Due to the racial connotations of the word ‘urban’, which is frequently used to describe the music of black artists, Templo changed the name of the company from Urban Development to United Development. Pali Palavathanan, the creative director of Templo, describes the project as, ‘a precious opportunity to readdress some of the preconceptions about black music culture and what people of colour want and need to see in the brand that represents them.’
The designers behind the rebrand drew inspiration from their own personal experience as ‘people of colour growing up on council estates,’ to inform the design. The result is a powerful example of Intersectional Design that recognises the subtleties of the subject at hand.
Consider employing a black-owned or black-led graphic design studio to handle all race-related communications and campaigns
England’s new health strategy tackles gender bias
UK – In a bid to tackle the nation’s systemic healthcare issues, the UK government is unveiling a Women’s Health Strategy that aims to close the gender health gap. Part of the strategy includes an investment of £10mn ($12.1mn, €11.8mn) for a breast screening programme, the removal of additional barriers to IVF for female same-sex couples, and improved specialist endometriosis services.
Across all healthcare needs, the strategy will also improve data gathering, research, and women’s health-focused education and training. Through these measures, the strategy aims to address and rebalance the reality that women on average spend more of their life in poor health than men, despite usually living longer. ‘Our health and care system only works if it works for everyone,’ comments Steve Barclay, health and social care secretary for the UK government. ‘It is not right that 51% of our population are disadvantaged in accessing the care they need, simply because of their sex.’

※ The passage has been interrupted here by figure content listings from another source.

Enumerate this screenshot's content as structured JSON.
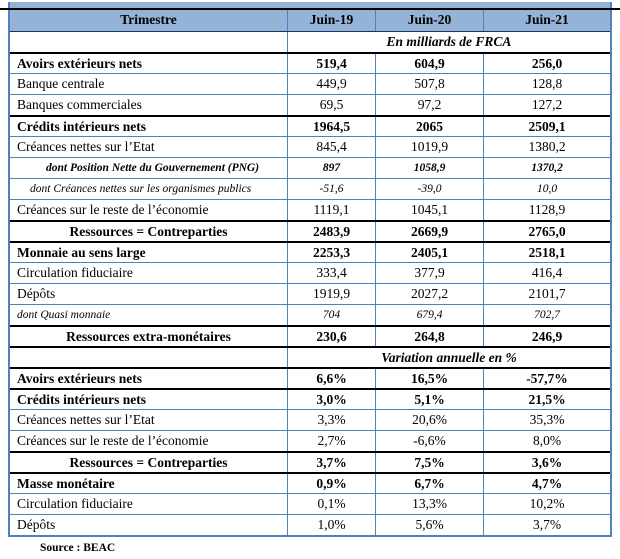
{
  "header": {
    "columns": [
      "Trimestre",
      "Juin-19",
      "Juin-20",
      "Juin-21"
    ]
  },
  "sections": {
    "units_title": "En milliards de FRCA",
    "variation_title": "Variation annuelle en %"
  },
  "rows": [
    {
      "label": "Avoirs extérieurs nets",
      "values": [
        "519,4",
        "604,9",
        "256,0"
      ]
    },
    {
      "label": "Banque centrale",
      "values": [
        "449,9",
        "507,8",
        "128,8"
      ]
    },
    {
      "label": "Banques commerciales",
      "values": [
        "69,5",
        "97,2",
        "127,2"
      ]
    },
    {
      "label": "Crédits intérieurs nets",
      "values": [
        "1964,5",
        "2065",
        "2509,1"
      ]
    },
    {
      "label": "Créances nettes sur l’Etat",
      "values": [
        "845,4",
        "1019,9",
        "1380,2"
      ]
    },
    {
      "label": "dont Position Nette du Gouvernement (PNG)",
      "values": [
        "897",
        "1058,9",
        "1370,2"
      ]
    },
    {
      "label": "dont Créances nettes sur les organismes publics",
      "values": [
        "-51,6",
        "-39,0",
        "10,0"
      ]
    },
    {
      "label": "Créances sur le reste de l’économie",
      "values": [
        "1119,1",
        "1045,1",
        "1128,9"
      ]
    },
    {
      "label": "Ressources = Contreparties",
      "values": [
        "2483,9",
        "2669,9",
        "2765,0"
      ]
    },
    {
      "label": "Monnaie au sens large",
      "values": [
        "2253,3",
        "2405,1",
        "2518,1"
      ]
    },
    {
      "label": "Circulation fiduciaire",
      "values": [
        "333,4",
        "377,9",
        "416,4"
      ]
    },
    {
      "label": "Dépôts",
      "values": [
        "1919,9",
        "2027,2",
        "2101,7"
      ]
    },
    {
      "label": "dont Quasi monnaie",
      "values": [
        "704",
        "679,4",
        "702,7"
      ]
    },
    {
      "label": "Ressources extra-monétaires",
      "values": [
        "230,6",
        "264,8",
        "246,9"
      ]
    },
    {
      "label": "Avoirs extérieurs nets",
      "values": [
        "6,6%",
        "16,5%",
        "-57,7%"
      ]
    },
    {
      "label": "Crédits intérieurs nets",
      "values": [
        "3,0%",
        "5,1%",
        "21,5%"
      ]
    },
    {
      "label": "Créances nettes sur l’Etat",
      "values": [
        "3,3%",
        "20,6%",
        "35,3%"
      ]
    },
    {
      "label": "Créances sur le reste de l’économie",
      "values": [
        "2,7%",
        "-6,6%",
        "8,0%"
      ]
    },
    {
      "label": "Ressources = Contreparties",
      "values": [
        "3,7%",
        "7,5%",
        "3,6%"
      ]
    },
    {
      "label": "Masse monétaire",
      "values": [
        "0,9%",
        "6,7%",
        "4,7%"
      ]
    },
    {
      "label": "Circulation fiduciaire",
      "values": [
        "0,1%",
        "13,3%",
        "10,2%"
      ]
    },
    {
      "label": "Dépôts",
      "values": [
        "1,0%",
        "5,6%",
        "3,7%"
      ]
    }
  ],
  "footer": {
    "source": "Source : BEAC"
  },
  "colors": {
    "header_bg": "#95b3d7",
    "thin_border": "#4f81bd",
    "thick_border": "#000000"
  }
}
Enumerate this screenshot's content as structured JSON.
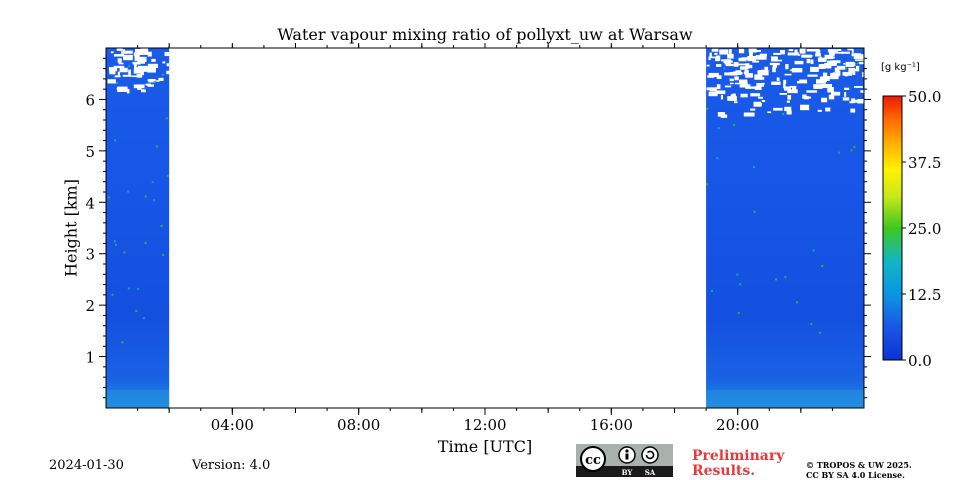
{
  "chart_data": {
    "type": "heatmap",
    "title": "Water vapour mixing ratio of pollyxt_uw at Warsaw",
    "xlabel": "Time [UTC]",
    "ylabel": "Height [km]",
    "x_ticks": [
      "04:00",
      "08:00",
      "12:00",
      "16:00",
      "20:00"
    ],
    "x_tick_hours": [
      4,
      8,
      12,
      16,
      20
    ],
    "xlim_hours": [
      0,
      24
    ],
    "y_ticks": [
      "1",
      "2",
      "3",
      "4",
      "5",
      "6"
    ],
    "y_tick_values": [
      1,
      2,
      3,
      4,
      5,
      6
    ],
    "ylim_km": [
      0,
      7
    ],
    "data_segments_hours": [
      [
        0,
        2
      ],
      [
        19,
        24
      ]
    ],
    "colorbar": {
      "unit": "[g kg⁻¹]",
      "ticks": [
        "0.0",
        "12.5",
        "25.0",
        "37.5",
        "50.0"
      ],
      "tick_values": [
        0,
        12.5,
        25,
        37.5,
        50
      ],
      "range": [
        0,
        50
      ],
      "colors": [
        "#0b31d6",
        "#1a55e6",
        "#0a96e0",
        "#10b5c8",
        "#3ec81e",
        "#c8e81a",
        "#fff200",
        "#ffb000",
        "#ff6a00",
        "#ee1a00"
      ]
    }
  },
  "footer": {
    "date": "2024-01-30",
    "version": "Version: 4.0",
    "preliminary_line1": "Preliminary",
    "preliminary_line2": "Results.",
    "copyright_line1": "© TROPOS & UW 2025.",
    "copyright_line2": "CC BY SA 4.0 License."
  },
  "license_badge": {
    "by": "BY",
    "sa": "SA"
  }
}
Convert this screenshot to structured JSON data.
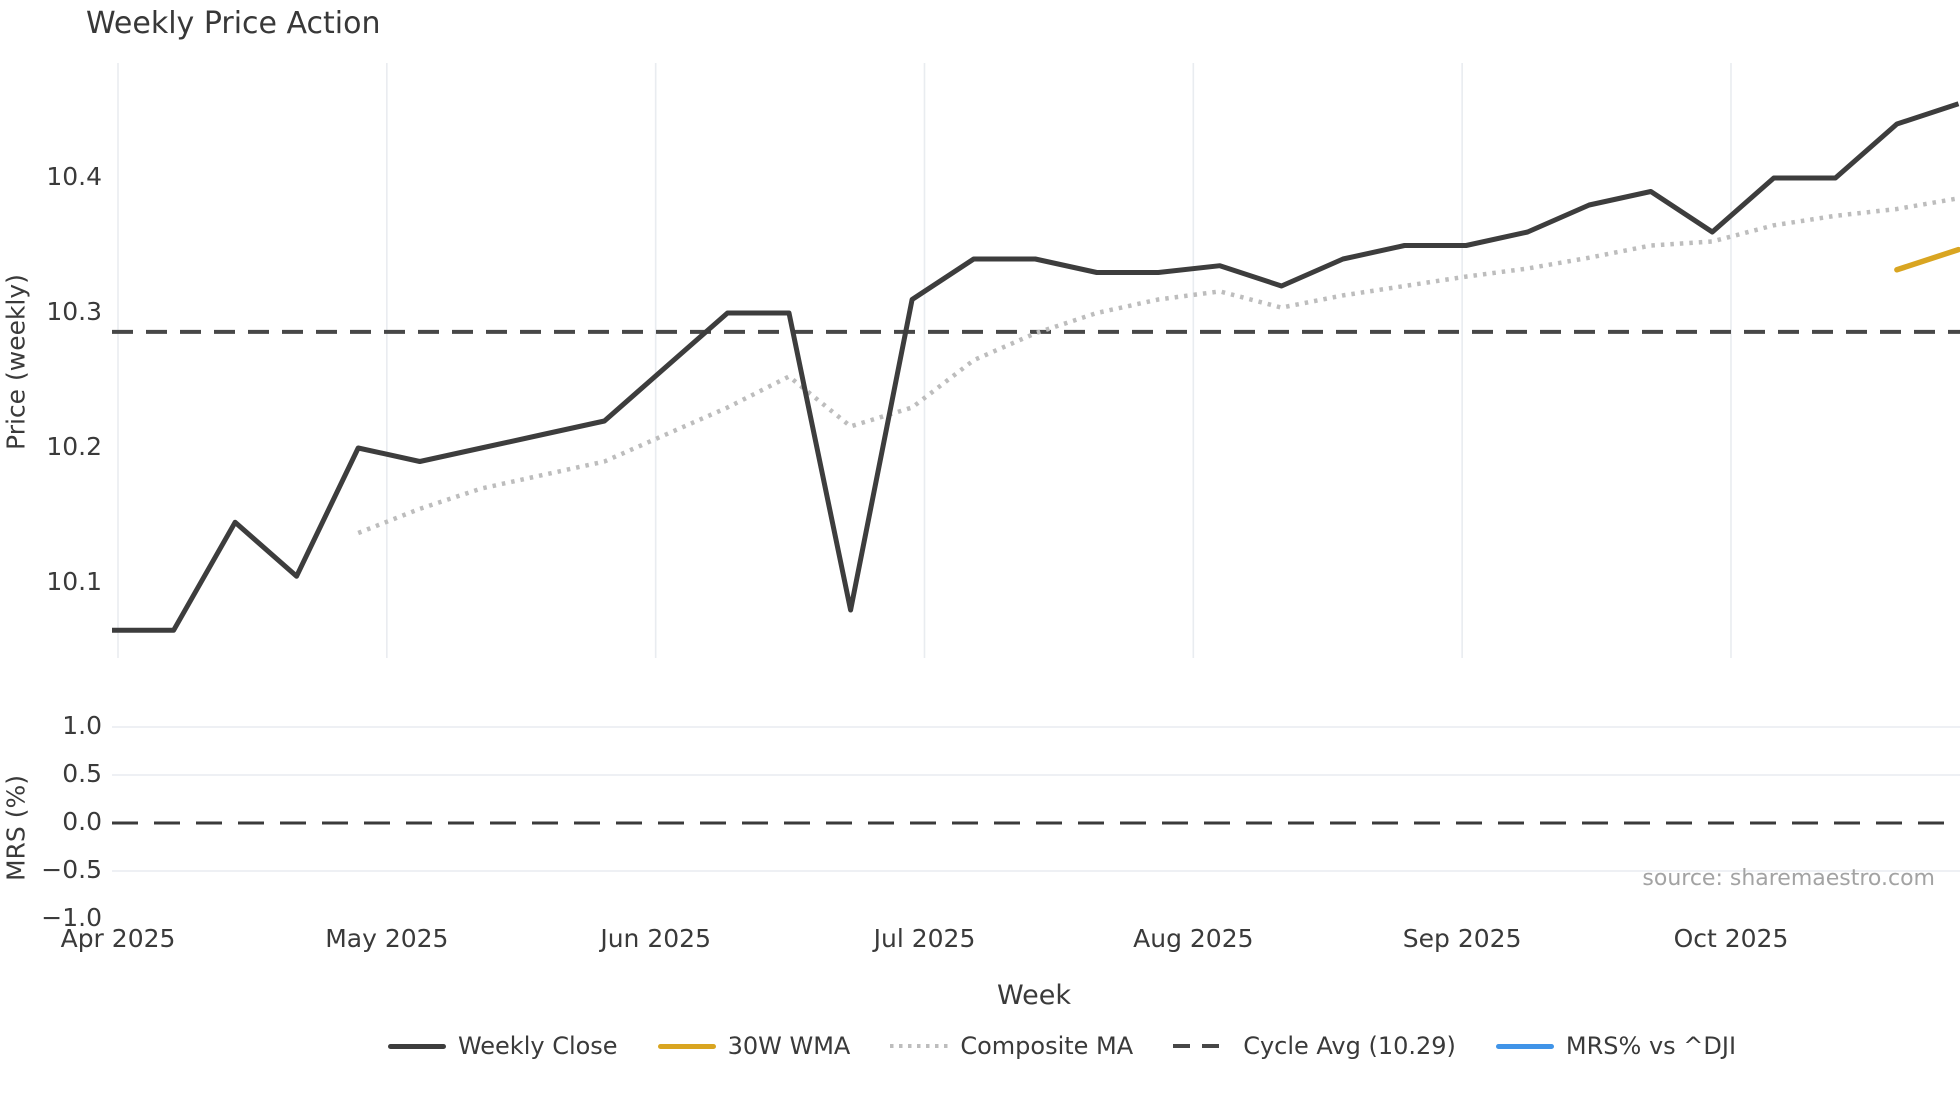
{
  "title": "Weekly Price Action",
  "source": "source: sharemaestro.com",
  "x_axis": {
    "label": "Week",
    "tick_labels": [
      "Apr 2025",
      "May 2025",
      "Jun 2025",
      "Jul 2025",
      "Aug 2025",
      "Sep 2025",
      "Oct 2025"
    ]
  },
  "price_panel": {
    "ylabel": "Price (weekly)",
    "ticks": [
      {
        "label": "10.4",
        "value": 10.4
      },
      {
        "label": "10.3",
        "value": 10.3
      },
      {
        "label": "10.2",
        "value": 10.2
      },
      {
        "label": "10.1",
        "value": 10.1
      }
    ]
  },
  "mrs_panel": {
    "ylabel": "MRS (%)",
    "ticks": [
      {
        "label": "1.0",
        "value": 1.0
      },
      {
        "label": "0.5",
        "value": 0.5
      },
      {
        "label": "0.0",
        "value": 0.0
      },
      {
        "label": "−0.5",
        "value": -0.5
      },
      {
        "label": "−1.0",
        "value": -1.0
      }
    ]
  },
  "legend": {
    "items": [
      {
        "label": "Weekly Close",
        "style": "solid",
        "color": "#3d3d3d"
      },
      {
        "label": "30W WMA",
        "style": "solid",
        "color": "#d9a521"
      },
      {
        "label": "Composite MA",
        "style": "dotted",
        "color": "#bdbdbd"
      },
      {
        "label": "Cycle Avg (10.29)",
        "style": "dashed",
        "color": "#474747"
      },
      {
        "label": "MRS% vs ^DJI",
        "style": "solid",
        "color": "#4094e8"
      }
    ]
  },
  "colors": {
    "weekly_close": "#3d3d3d",
    "wma_30w": "#d9a521",
    "composite_ma": "#bdbdbd",
    "cycle_avg": "#474747",
    "mrs_line": "#4094e8",
    "gridline": "#e9ecf0",
    "zero_dash": "#3a3a3a"
  },
  "chart_data": [
    {
      "type": "line",
      "panel": "price",
      "title": "Weekly Price Action",
      "xlabel": "Week",
      "ylabel": "Price (weekly)",
      "x_unit": "week_index",
      "x": [
        0,
        1,
        2,
        3,
        4,
        5,
        6,
        7,
        8,
        9,
        10,
        11,
        12,
        13,
        14,
        15,
        16,
        17,
        18,
        19,
        20,
        21,
        22,
        23,
        24,
        25,
        26,
        27,
        28,
        29,
        30
      ],
      "month_ticks": [
        "Apr 2025",
        "May 2025",
        "Jun 2025",
        "Jul 2025",
        "Aug 2025",
        "Sep 2025",
        "Oct 2025"
      ],
      "month_tick_week_positions": [
        0.1,
        4.45,
        8.82,
        13.19,
        17.56,
        21.93,
        26.3
      ],
      "ylim": [
        10.04,
        10.49
      ],
      "grid": "vertical-months-only",
      "series": [
        {
          "name": "Weekly Close",
          "style": "solid",
          "values": [
            10.065,
            10.065,
            10.145,
            10.105,
            10.2,
            10.19,
            10.2,
            10.21,
            10.22,
            10.26,
            10.3,
            10.3,
            10.08,
            10.31,
            10.34,
            10.34,
            10.33,
            10.33,
            10.335,
            10.32,
            10.34,
            10.35,
            10.35,
            10.36,
            10.38,
            10.39,
            10.36,
            10.4,
            10.4,
            10.44,
            10.455
          ]
        },
        {
          "name": "30W WMA",
          "style": "solid",
          "values": [
            null,
            null,
            null,
            null,
            null,
            null,
            null,
            null,
            null,
            null,
            null,
            null,
            null,
            null,
            null,
            null,
            null,
            null,
            null,
            null,
            null,
            null,
            null,
            null,
            null,
            null,
            null,
            null,
            null,
            10.332,
            10.347
          ]
        },
        {
          "name": "Composite MA",
          "style": "dotted",
          "values": [
            null,
            null,
            null,
            null,
            10.137,
            10.155,
            10.17,
            10.18,
            10.19,
            10.21,
            10.23,
            10.253,
            10.216,
            10.23,
            10.265,
            10.285,
            10.3,
            10.31,
            10.316,
            10.304,
            10.313,
            10.32,
            10.327,
            10.333,
            10.341,
            10.35,
            10.353,
            10.365,
            10.372,
            10.377,
            10.385
          ]
        },
        {
          "name": "Cycle Avg (10.29)",
          "style": "dashed-hline",
          "value": 10.286
        }
      ]
    },
    {
      "type": "line",
      "panel": "mrs",
      "ylabel": "MRS (%)",
      "ylim": [
        -1.25,
        1.25
      ],
      "yticks": [
        1.0,
        0.5,
        0.0,
        -0.5,
        -1.0
      ],
      "grid": "horizontal",
      "zero_line": {
        "style": "dashed",
        "value": 0.0
      },
      "series": [
        {
          "name": "MRS% vs ^DJI",
          "style": "solid",
          "values": [],
          "note": "no points visible in current view"
        }
      ]
    }
  ]
}
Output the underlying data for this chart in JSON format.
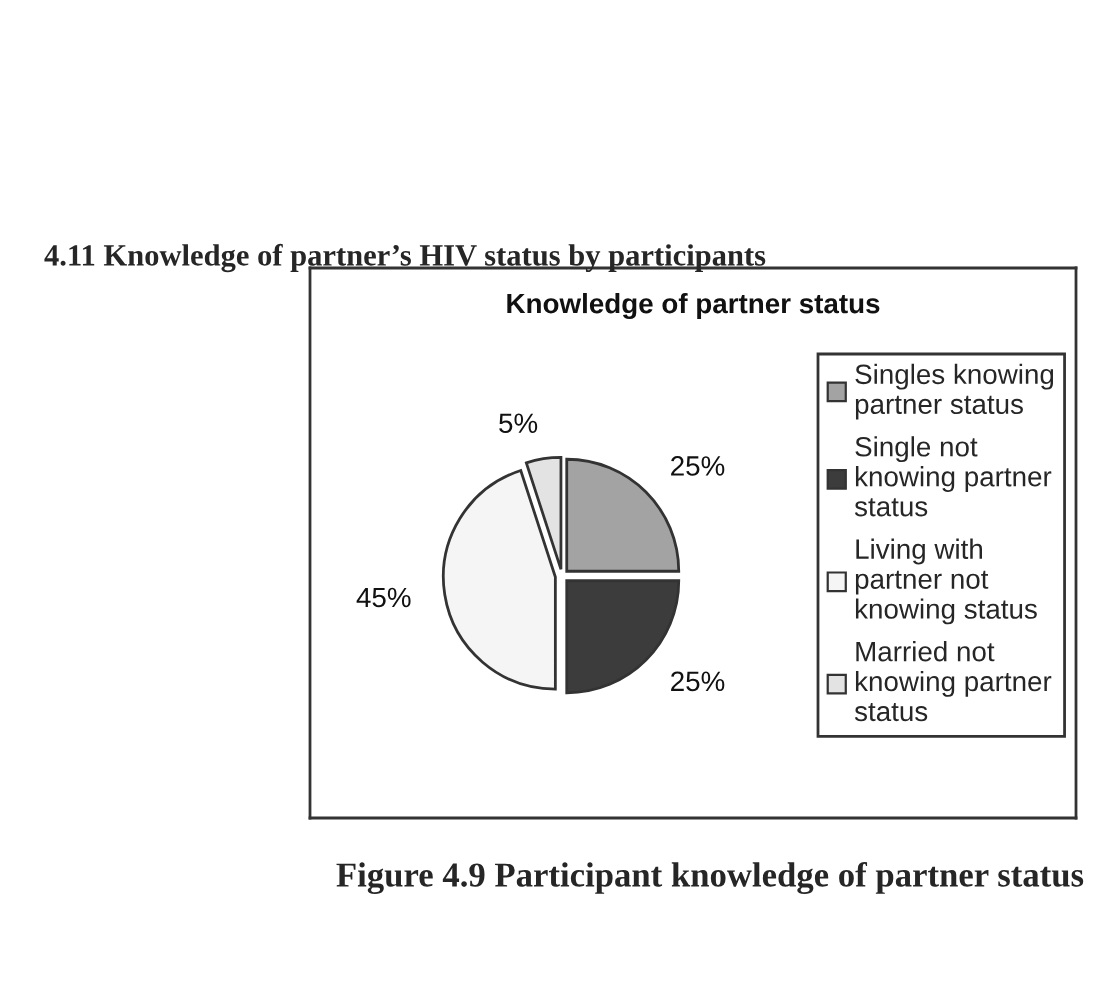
{
  "chart_data": {
    "type": "pie",
    "title": "Knowledge of partner status",
    "categories": [
      "Singles knowing partner status",
      "Single not knowing partner status",
      "Living with partner not knowing status",
      "Married not knowing partner status"
    ],
    "values": [
      25,
      25,
      45,
      5
    ],
    "colors": [
      "#a3a3a3",
      "#3c3c3c",
      "#f5f5f5",
      "#e3e3e3"
    ],
    "value_labels": [
      "25%",
      "25%",
      "45%",
      "5%"
    ],
    "legend": "right",
    "annotations": [
      "4.11 Knowledge of partner’s HIV status by participants",
      "Figure 4.9 Participant knowledge of partner status"
    ]
  }
}
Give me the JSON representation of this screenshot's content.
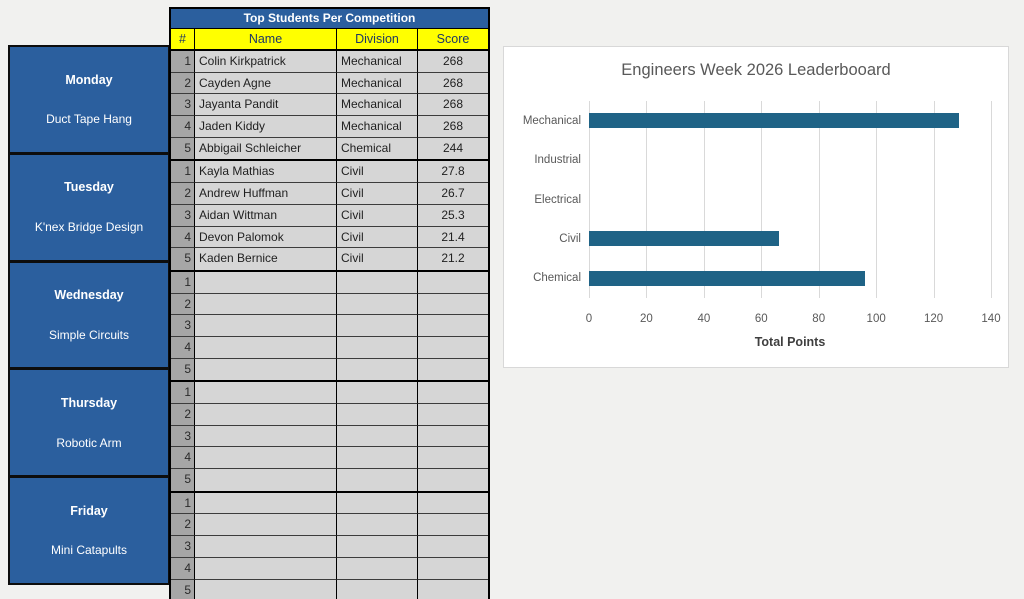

While we’ve previously explored the brands stepping in to support women at various life stages, this governmental initiative sets an example to other global policy makers who are hoping to advance and bolster Women's Futures.
Period-proof activewear by Thinx
Private healthcare companies and telehealth brands must similarly strive to improve the quality and access of women’s health. How might you take steps to raise awareness of women’s health inequalities?
Stat: People in the UK want to live in greener cities
Effekt Architects for Space10, Denmark
Despite the cost-of-living crisis and rising inflation, a report by YouGov reveals that consumers are still willing to sacrifice comfort and ease for sustainability. According to the survey, more than one in seven people in the UK would be willing to move if their hometown or workplace don’t become greener.
Indeed, sustainability ranks as a top concern among many important life decisions. Nearly a third (31%) of those polled said they wanted to work for the nation's greenest company, while 44% said they wanted to live in the UK's greenest city. To help cities become more sustainable, respondents identified public transport as a key priority. According to the study, 41% of respondents believe that local public transportation needs to be improved to reduce their neighbourhood’s carbon impact.
While many analysts are quick to assume that consumers sacrifice sustainability in the face of rising costs and prices, this survey suggests otherwise. Indeed, sustainability will soon become a key metric of Urban Wellness, as the climate crisis continues to impact our health and wellbeing.
Employees want to work for green organisations too. How can companies help their employees implement sustainable habits and practices while working from home?